彼女の願望と、CGで作られた若い虚像の自分。その虚無感。その歌声の儚さ。心が締め付けられ、思わず涙が溢れました。


そして、
虚構と空想のディストピア
産み出された偽物の虚像。
現実との差。
ドラッギーであり、有り得ない事ではない未来のディストピアを感じ、恐ろしくもなりました。



ラスト。今までの風刺から、全く違う着地点となり、涙がボロボロと…
作中に何度も出てくる「選択」という言葉。
彼女が最後に選択したもの、それは今まで間違った選択を繰り返してきた彼女の、演じる事を封印した彼女の、最も正しい選択なのです。



ロビン・ライトの静かな苦悩と諦めをまとった表情が素晴らしかった。アニメでもこの悲しみの表情が表現されていて、見ていて切なさがこみあげます。

マネージャー役のハーベイ・カイテル。彼が人生を語るシーンで泣かされた… 最高でした。

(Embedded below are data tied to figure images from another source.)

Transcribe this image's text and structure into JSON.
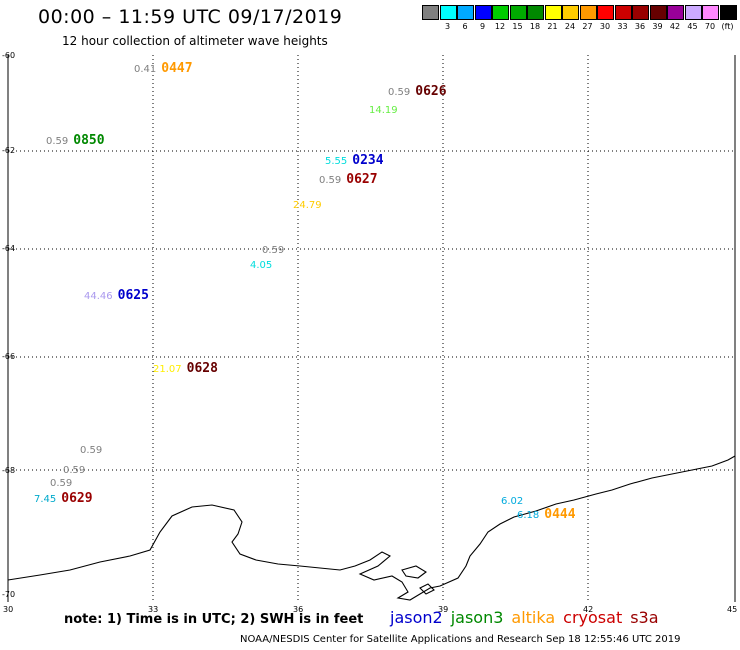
{
  "header": {
    "title": "00:00 – 11:59 UTC 09/17/2019",
    "subtitle": "12 hour collection of altimeter wave heights"
  },
  "colorbar": {
    "swatches": [
      {
        "color": "#808080",
        "label": ""
      },
      {
        "color": "#00ffff",
        "label": "3"
      },
      {
        "color": "#00aaff",
        "label": "6"
      },
      {
        "color": "#0000ff",
        "label": "9"
      },
      {
        "color": "#00cc00",
        "label": "12"
      },
      {
        "color": "#00aa00",
        "label": "15"
      },
      {
        "color": "#008800",
        "label": "18"
      },
      {
        "color": "#ffff00",
        "label": "21"
      },
      {
        "color": "#ffcc00",
        "label": "24"
      },
      {
        "color": "#ff9900",
        "label": "27"
      },
      {
        "color": "#ff0000",
        "label": "30"
      },
      {
        "color": "#cc0000",
        "label": "33"
      },
      {
        "color": "#990000",
        "label": "36"
      },
      {
        "color": "#660000",
        "label": "39"
      },
      {
        "color": "#990099",
        "label": "42"
      },
      {
        "color": "#ccaaff",
        "label": "45"
      },
      {
        "color": "#ff88ff",
        "label": "70"
      },
      {
        "color": "#000000",
        "label": "(ft)"
      }
    ]
  },
  "axes": {
    "lat_labels": [
      "-60",
      "-62",
      "-64",
      "-66",
      "-68",
      "-70"
    ],
    "lon_labels": [
      "30",
      "33",
      "36",
      "39",
      "42",
      "45"
    ]
  },
  "observations": [
    {
      "value": "0.41",
      "value_color": "#808080",
      "time": "0447",
      "time_color": "#ff9900"
    },
    {
      "value": "0.59",
      "value_color": "#808080",
      "time": "0626",
      "time_color": "#660000"
    },
    {
      "value": "14.19",
      "value_color": "#66ee44",
      "time": "",
      "time_color": "#000000"
    },
    {
      "value": "0.59",
      "value_color": "#808080",
      "time": "0850",
      "time_color": "#008800"
    },
    {
      "value": "5.55",
      "value_color": "#00dddd",
      "time": "0234",
      "time_color": "#0000cc"
    },
    {
      "value": "0.59",
      "value_color": "#808080",
      "time": "0627",
      "time_color": "#990000"
    },
    {
      "value": "24.79",
      "value_color": "#ffcc00",
      "time": "",
      "time_color": "#000000"
    },
    {
      "value": "0.59",
      "value_color": "#808080",
      "time": "",
      "time_color": "#000000"
    },
    {
      "value": "4.05",
      "value_color": "#00dddd",
      "time": "",
      "time_color": "#000000"
    },
    {
      "value": "44.46",
      "value_color": "#aa99ee",
      "time": "0625",
      "time_color": "#0000cc"
    },
    {
      "value": "21.07",
      "value_color": "#ffee00",
      "time": "0628",
      "time_color": "#660000"
    },
    {
      "value": "0.59",
      "value_color": "#808080",
      "time": "",
      "time_color": "#000000"
    },
    {
      "value": "0.59",
      "value_color": "#808080",
      "time": "",
      "time_color": "#000000"
    },
    {
      "value": "0.59",
      "value_color": "#808080",
      "time": "",
      "time_color": "#000000"
    },
    {
      "value": "7.45",
      "value_color": "#00aacc",
      "time": "0629",
      "time_color": "#990000"
    },
    {
      "value": "6.02",
      "value_color": "#00aadd",
      "time": "",
      "time_color": "#000000"
    },
    {
      "value": "6.18",
      "value_color": "#00aadd",
      "time": "0444",
      "time_color": "#ff9900"
    }
  ],
  "footer": {
    "note": "note: 1) Time is in UTC; 2) SWH is in feet",
    "legend": [
      {
        "name": "jason2",
        "color": "#0000cc"
      },
      {
        "name": "jason3",
        "color": "#008800"
      },
      {
        "name": "altika",
        "color": "#ff9900"
      },
      {
        "name": "cryosat",
        "color": "#cc0000"
      },
      {
        "name": "s3a",
        "color": "#990000"
      }
    ],
    "credit": "NOAA/NESDIS Center for Satellite Applications and Research    Sep 18 12:55:46 UTC 2019"
  }
}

アーロン役のコディ・スミット=マクフィーのピュアな演技も良い。

医師役ポール・ジアマッティの台詞の良さ‼

ロビンの娘のサラ。サミ・ゲイル。彼女のエピソードもうるうるします。ショートカットだし、反体勢で、弟を愛し…と、自分と重ねあわせたりもしました。


決してお涙頂戴映画ではありません。全く。
楽しさとトリップが混ざる近未来ドラッグ映画かつ、映画界と現代社会の風刺映画かつ、家族の物語。

何度でも見返したい。そう思いました。